You are right of course, talking and doing are two different things, it's just the whole idea behind animal worship that bugs me. Unfortunately I see modern America moving in that direction.

To the OP, I hope you find justice.


----------



## Mr Muleskinner (Feb 14, 2012)

Airborne said:


> You are right of course, talking and doing are two different things, it's just the whole idea behind animal worship that bugs me. Unfortunately I see modern America moving in that direction.
> 
> To the OP, I hope you find justice.


I have the same hangups. We have had to put down one dog in the past 6 months and have another one that will be put down within the next two or so. I fully appreciate the fact that they become "part of the family".

That said, my sister just put down a dog on Monday that they have had for 14 years. Tough going? You bet. Not fun at all. For the past two days though I have heard comments like "it's like burying a loved one" or worse yet "it's like burying a child"................sorry it's not. Not even close. It is an animal. It is a dog. I would sooner bury a dog a day than to ever have to bury one of my kids.


----------



## 3arabians (Dec 9, 2014)

Well said Mr Muleskinner


----------



## Bucksnort (Nov 15, 2007)

utahgolf said:


> This is what every sane and logical person would do.
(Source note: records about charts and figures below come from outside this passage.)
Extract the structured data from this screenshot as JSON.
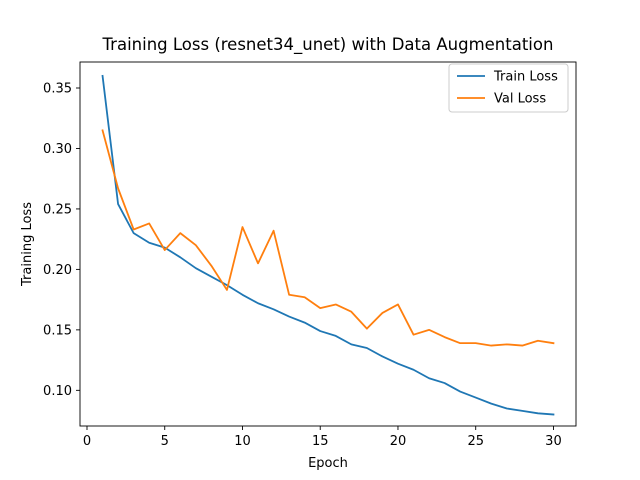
{
  "chart_data": {
    "type": "line",
    "title": "Training Loss (resnet34_unet) with Data Augmentation",
    "xlabel": "Epoch",
    "ylabel": "Training Loss",
    "xlim": [
      -0.45,
      31.45
    ],
    "ylim": [
      0.0705,
      0.3715
    ],
    "xticks": [
      0,
      5,
      10,
      15,
      20,
      25,
      30
    ],
    "yticks": [
      0.1,
      0.15,
      0.2,
      0.25,
      0.3,
      0.35
    ],
    "xtick_labels": [
      "0",
      "5",
      "10",
      "15",
      "20",
      "25",
      "30"
    ],
    "ytick_labels": [
      "0.10",
      "0.15",
      "0.20",
      "0.25",
      "0.30",
      "0.35"
    ],
    "grid": false,
    "legend_position": "top-right",
    "x": [
      1,
      2,
      3,
      4,
      5,
      6,
      7,
      8,
      9,
      10,
      11,
      12,
      13,
      14,
      15,
      16,
      17,
      18,
      19,
      20,
      21,
      22,
      23,
      24,
      25,
      26,
      27,
      28,
      29,
      30
    ],
    "series": [
      {
        "name": "Train Loss",
        "color": "#1f77b4",
        "values": [
          0.36,
          0.254,
          0.23,
          0.222,
          0.218,
          0.21,
          0.201,
          0.194,
          0.187,
          0.179,
          0.172,
          0.167,
          0.161,
          0.156,
          0.149,
          0.145,
          0.138,
          0.135,
          0.128,
          0.122,
          0.117,
          0.11,
          0.106,
          0.099,
          0.094,
          0.089,
          0.085,
          0.083,
          0.081,
          0.08
        ]
      },
      {
        "name": "Val Loss",
        "color": "#ff7f0e",
        "values": [
          0.315,
          0.267,
          0.233,
          0.238,
          0.216,
          0.23,
          0.22,
          0.203,
          0.183,
          0.235,
          0.205,
          0.232,
          0.179,
          0.177,
          0.168,
          0.171,
          0.165,
          0.151,
          0.164,
          0.171,
          0.146,
          0.15,
          0.144,
          0.139,
          0.139,
          0.137,
          0.138,
          0.137,
          0.141,
          0.139
        ]
      }
    ]
  }
}
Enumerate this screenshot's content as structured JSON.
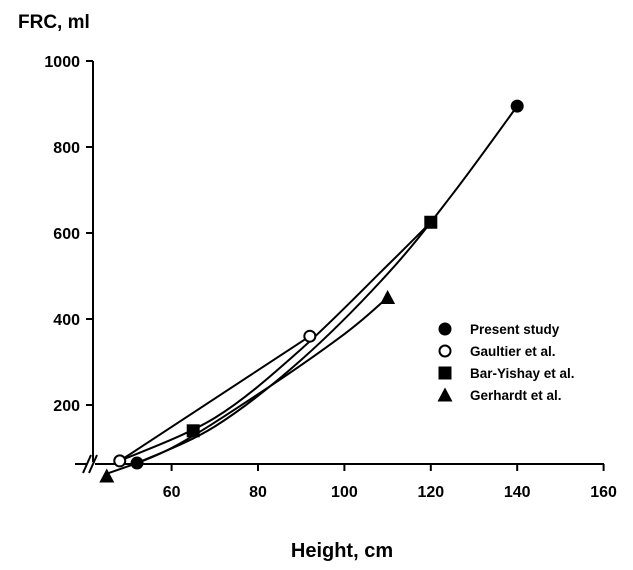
{
  "chart_data": {
    "type": "scatter",
    "ylabel": "FRC, ml",
    "xlabel": "Height, cm",
    "xlim": [
      40,
      160
    ],
    "ylim": [
      0,
      1000
    ],
    "x_ticks": [
      60,
      80,
      100,
      120,
      140,
      160
    ],
    "y_ticks": [
      200,
      400,
      600,
      800,
      1000
    ],
    "x_axis_break": true,
    "grid": false,
    "legend_position": "right",
    "series": [
      {
        "name": "Present study",
        "marker": "filled-circle",
        "x": [
          52,
          140
        ],
        "y": [
          65,
          895
        ]
      },
      {
        "name": "Gaultier et al.",
        "marker": "open-circle",
        "x": [
          48,
          92
        ],
        "y": [
          70,
          360
        ]
      },
      {
        "name": "Bar-Yishay et al.",
        "marker": "filled-square",
        "x": [
          65,
          120
        ],
        "y": [
          140,
          625
        ]
      },
      {
        "name": "Gerhardt et al.",
        "marker": "filled-triangle",
        "x": [
          45,
          110
        ],
        "y": [
          35,
          450
        ]
      }
    ],
    "fitted_curves": [
      {
        "x": [
          52,
          70,
          90,
          110,
          125,
          140
        ],
        "y": [
          65,
          150,
          305,
          505,
          690,
          895
        ]
      },
      {
        "x": [
          48,
          70,
          90,
          110,
          120
        ],
        "y": [
          70,
          170,
          330,
          525,
          625
        ]
      },
      {
        "x": [
          48,
          92
        ],
        "y": [
          70,
          360
        ]
      },
      {
        "x": [
          45,
          60,
          80,
          100,
          110
        ],
        "y": [
          40,
          100,
          225,
          365,
          450
        ]
      }
    ]
  }
}
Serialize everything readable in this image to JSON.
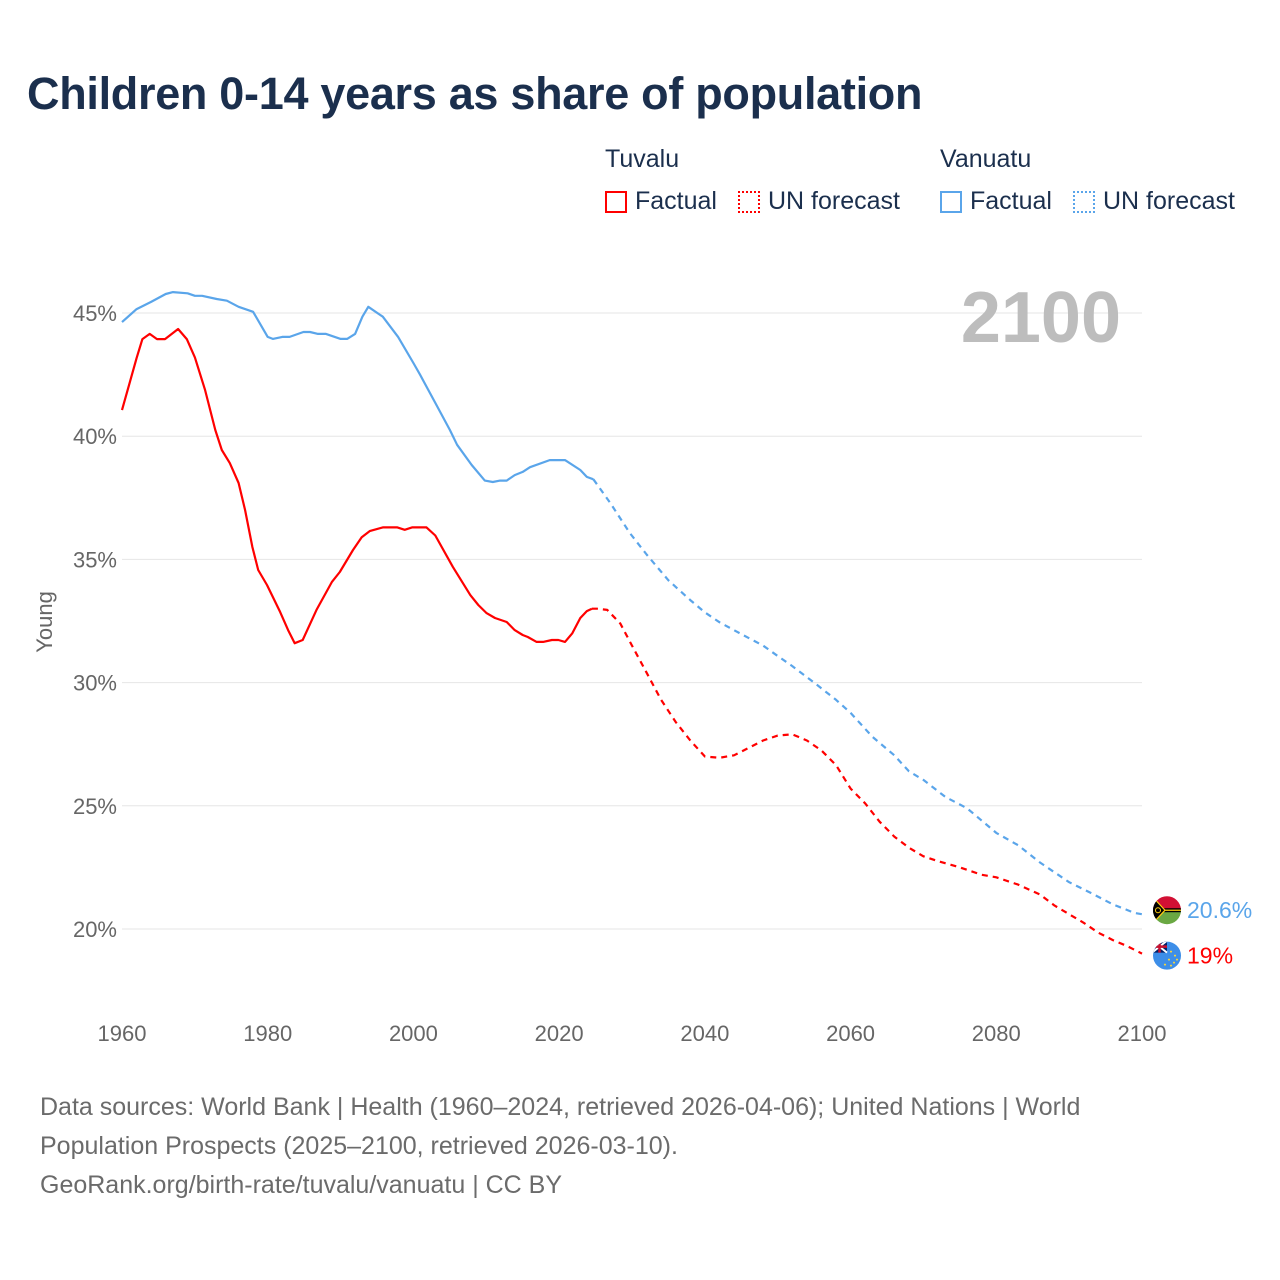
{
  "title": "Children 0-14 years as share of population",
  "legend": {
    "groups": [
      {
        "name": "Tuvalu",
        "items": [
          "Factual",
          "UN forecast"
        ],
        "color": "#ff0000"
      },
      {
        "name": "Vanuatu",
        "items": [
          "Factual",
          "UN forecast"
        ],
        "color": "#5aa5ea"
      }
    ]
  },
  "year_label": "2100",
  "footer": {
    "line1": "Data sources: World Bank | Health (1960–2024, retrieved 2026-04-06); United Nations | World",
    "line2": "Population Prospects (2025–2100, retrieved 2026-03-10).",
    "line3": "GeoRank.org/birth-rate/tuvalu/vanuatu | CC BY"
  },
  "chart_data": {
    "type": "line",
    "title": "Children 0-14 years as share of population",
    "xlabel": "",
    "ylabel": "Young",
    "xlim": [
      1960,
      2100
    ],
    "ylim": [
      17.5,
      47
    ],
    "x_ticks": [
      "1960",
      "1980",
      "2000",
      "2020",
      "2040",
      "2060",
      "2080",
      "2100"
    ],
    "y_ticks": [
      {
        "value": 20,
        "label": "20%"
      },
      {
        "value": 25,
        "label": "25%"
      },
      {
        "value": 30,
        "label": "30%"
      },
      {
        "value": 35,
        "label": "35%"
      },
      {
        "value": 40,
        "label": "40%"
      },
      {
        "value": 45,
        "label": "45%"
      }
    ],
    "grid": true,
    "legend_position": "top-right",
    "series": [
      {
        "name": "Tuvalu",
        "kind": "Factual",
        "color": "#ff0000",
        "dashed": false,
        "x": [
          1960,
          1962,
          1962.8,
          1963.8,
          1964.8,
          1965.9,
          1967.7,
          1968.9,
          1970,
          1971.4,
          1972.8,
          1973.7,
          1974.8,
          1976,
          1976.9,
          1977.9,
          1978.7,
          1979.9,
          1981.7,
          1982.8,
          1983.7,
          1984.8,
          1986.7,
          1988.8,
          1989.9,
          1991.7,
          1992.9,
          1994,
          1995.8,
          1997.8,
          1998.8,
          1999.8,
          2001.8,
          2003,
          2005.4,
          2007.8,
          2008.9,
          2010,
          2011.2,
          2012.8,
          2013.9,
          2015,
          2015.7,
          2016.9,
          2017.8,
          2019,
          2019.9,
          2020.8,
          2021.8,
          2022.9,
          2023.8,
          2024.5
        ],
        "y": [
          41.06,
          43.17,
          43.94,
          44.15,
          43.94,
          43.94,
          44.35,
          43.94,
          43.2,
          41.87,
          40.25,
          39.44,
          38.91,
          38.1,
          37.0,
          35.5,
          34.57,
          33.96,
          32.87,
          32.13,
          31.6,
          31.73,
          32.95,
          34.08,
          34.49,
          35.38,
          35.9,
          36.15,
          36.3,
          36.3,
          36.2,
          36.3,
          36.3,
          35.97,
          34.7,
          33.55,
          33.15,
          32.83,
          32.62,
          32.46,
          32.13,
          31.93,
          31.85,
          31.65,
          31.65,
          31.73,
          31.73,
          31.65,
          32.0,
          32.62,
          32.9,
          33.0
        ]
      },
      {
        "name": "Tuvalu",
        "kind": "UN forecast",
        "color": "#ff0000",
        "dashed": true,
        "x": [
          2024.5,
          2025.2,
          2026.6,
          2028.4,
          2030,
          2032,
          2034,
          2036,
          2038,
          2040,
          2042,
          2044,
          2046,
          2048,
          2050,
          2052,
          2054,
          2056,
          2058,
          2060,
          2062,
          2064,
          2066,
          2068,
          2070,
          2072,
          2075,
          2078,
          2080,
          2083,
          2086,
          2088,
          2090,
          2092,
          2094,
          2096,
          2098,
          2100
        ],
        "y": [
          33.0,
          33.0,
          32.95,
          32.4,
          31.5,
          30.4,
          29.3,
          28.4,
          27.65,
          27.0,
          26.95,
          27.05,
          27.35,
          27.65,
          27.85,
          27.9,
          27.65,
          27.25,
          26.65,
          25.7,
          25.1,
          24.35,
          23.75,
          23.3,
          22.95,
          22.75,
          22.5,
          22.2,
          22.1,
          21.8,
          21.4,
          20.95,
          20.6,
          20.25,
          19.85,
          19.55,
          19.3,
          19.0
        ]
      },
      {
        "name": "Vanuatu",
        "kind": "Factual",
        "color": "#5aa5ea",
        "dashed": false,
        "x": [
          1960,
          1962,
          1964,
          1966,
          1967,
          1969,
          1970,
          1971,
          1973,
          1974.4,
          1976,
          1978,
          1980,
          1980.7,
          1982,
          1983,
          1984.9,
          1985.8,
          1986.9,
          1988,
          1990,
          1990.9,
          1992,
          1993,
          1993.8,
          1995.8,
          1997.9,
          2000,
          2000.9,
          2003,
          2005,
          2006,
          2008,
          2009.8,
          2010.9,
          2011.9,
          2012.8,
          2013.9,
          2015,
          2016,
          2018.7,
          2020.8,
          2022.9,
          2023.8,
          2024.7
        ],
        "y": [
          44.63,
          45.16,
          45.45,
          45.77,
          45.85,
          45.8,
          45.7,
          45.7,
          45.57,
          45.5,
          45.25,
          45.05,
          44.03,
          43.95,
          44.03,
          44.03,
          44.23,
          44.23,
          44.15,
          44.15,
          43.95,
          43.95,
          44.15,
          44.85,
          45.25,
          44.85,
          44.03,
          42.97,
          42.5,
          41.35,
          40.25,
          39.65,
          38.83,
          38.2,
          38.14,
          38.2,
          38.2,
          38.42,
          38.55,
          38.74,
          39.03,
          39.03,
          38.63,
          38.35,
          38.25
        ]
      },
      {
        "name": "Vanuatu",
        "kind": "UN forecast",
        "color": "#5aa5ea",
        "dashed": true,
        "x": [
          2024.7,
          2027,
          2029.7,
          2032,
          2035,
          2038,
          2040,
          2042,
          2045,
          2048,
          2050,
          2052,
          2055,
          2058,
          2060,
          2063,
          2066,
          2068,
          2070,
          2073,
          2076,
          2080,
          2083,
          2086,
          2090,
          2093,
          2096,
          2099,
          2100
        ],
        "y": [
          38.25,
          37.3,
          36.07,
          35.2,
          34.15,
          33.35,
          32.85,
          32.45,
          31.97,
          31.5,
          31.08,
          30.67,
          30.0,
          29.3,
          28.77,
          27.8,
          27.05,
          26.4,
          26.05,
          25.36,
          24.9,
          23.9,
          23.4,
          22.7,
          21.9,
          21.46,
          21.0,
          20.65,
          20.6
        ]
      }
    ],
    "end_labels": [
      {
        "country": "Vanuatu",
        "value": 20.6,
        "label": "20.6%",
        "color": "#5aa5ea",
        "flag": "vanuatu-flag"
      },
      {
        "country": "Tuvalu",
        "value": 19.0,
        "label": "19%",
        "color": "#ff0000",
        "flag": "tuvalu-flag"
      }
    ]
  }
}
I'm positive when it comes down to it, people on these forums who say otherwise really don't mean it and wouldn't want to spend their lives in prison.... I don't even have dogs, even though I like to chukar hunt ;-) but if someone killed them I could tell you in an alternate universe they would meet the same fate. But in this universe I would do exactly what you said to do.


 I agree. I would have to hold back because when it is all said and done, it is still a dog. Dogs come and go in our life. Some more quickly than we would like. My dad is more attached to his animals. I hope he does not encounter the person who did this.

One challenge we have found is none of the law enforcement agencies really seem to care. After finding his dog, he immediately drove her down to the sheriffs office and they were quite dismissive and uncaring. They were even a bit snarky according to his words. They were not really interested in looking into it. So he is just left with a dead dog and no way to really address it.

I am looking for info so we can take it to LE so maybe they will show a little more interest because the individual who did this is a menace to society and a sociopath IMO.


----------



## Bucksnort (Nov 15, 2007)

It seems like it would be a pretty small chance that someone would be driving in from out of the area said:


> The guy's note said he saw my dad and his dog on a game camera.


----------



## bowgy (Oct 10, 2007)

Bucksnort said:


> The guy's note said he saw my dad and his dog on a game camera.


This guy sounds scary and dangerous, I hope they catch him before he harms someone or something else.


----------



## phorisc (Feb 2, 2011)

thats messed up...get some surveillance put in and find out who it is...evidence will be key to locking this guy up.


----------



## Huge29 (Sep 17, 2007)

Sorry to hear that, pretty disappointing to find such an apathetic law enforcement group. Would they not even file a report? It might be interesting to meet with the sheriff himself, someone who does answer directly to the people??


----------



## Packfish (Oct 30, 2007)

I would certainly be filing a report-
to say I would off the SOB would be wrong. I would be hunting the SOB down though with every ounce of my being and wallet- To say it's not like losing a loved one- you are right- been there- to say I wouldn't beat him- that's entirely another story.


----------



## Dukes_Daddy (Nov 14, 2008)

What happened to the Lion that crazy assed rancher had? Find the guy, get the lion, big barn, sell tickets. Just like the Romans waging Christians versus Lion matches.


----------



## redleg (Dec 5, 2007)

A guy with his mental disorder is not going to restrict himself to only harming animals.


----------



## 3arabians (Dec 9, 2014)

Drama......


----------